The melodramatic historical novel is neck-deep in pomp, circumstance, class warfare, and stilted observations of lives far removed form our own. So many have been written that the sheer number guarantees the stale formula generates more snoozers than not. But there are a few that rise above the template. A Fatal Waltz, billed as a “novel of suspense” is one such novel. It’s a breezy read with a depth of character and inventive plot.
Waltz is the latest book in the adventures of Lady Emily Ashton, a modern woman in the late nineteenth century with a knack for digging below the surface to uncover the deeper mysteries that lurk under any good British story. The opening part of the book takes place at the typical English countryside estate with the men out shooting, while the women are left in the study to gossip, read, and cast evil eyes at each other. But when a murder of an unpopular, yet politically powerful man, Lord Fortescue, occurs, the action switches to Vienna and Lady Ashton goes into full-on detective mode to help clear the name of her friend’s husband, who she believes was framed for the murder.
It’s in Vienna where the story matures, bringing a seamless marriage of scene and narrative. The Vienna of Alexander’s descriptions is vibrant and rich, alive with people huddled together in coffee shops exchanging radical ideas, creating art, and staving off the cold of the oncoming holiday season. It’s here in this vivid landscape that Lady Ashton enters the world of Viennese anarchists and puts on her bravest face, against the wishes of her fiancé, to orchestrate a convoluted scheme to out the true killer of Lord Fortescue. The book speeds along to a very satisfying climax, drifting out with a complete air of believability.

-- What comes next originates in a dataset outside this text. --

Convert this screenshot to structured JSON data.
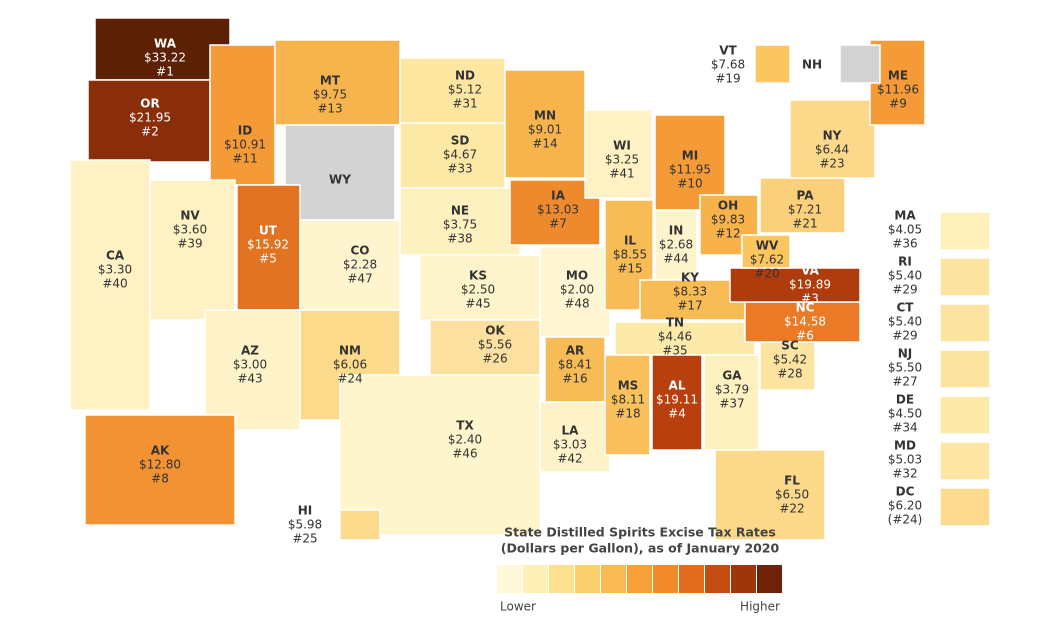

The interactions between Emily and her fiancé Colin are also interesting. She maintains this air of being above everything, but when a former flame enters the scene, Emily expresses jealousy, confusion, anxiousness, and anger - all real emotions you would hardly expect a proper British lady of the nineteenth century to show. You can feel the sense of dagger shooting in the scenes with Emily and her fiance’s ex. The dialogue is so cleanly written, it allows every emotion to seep through.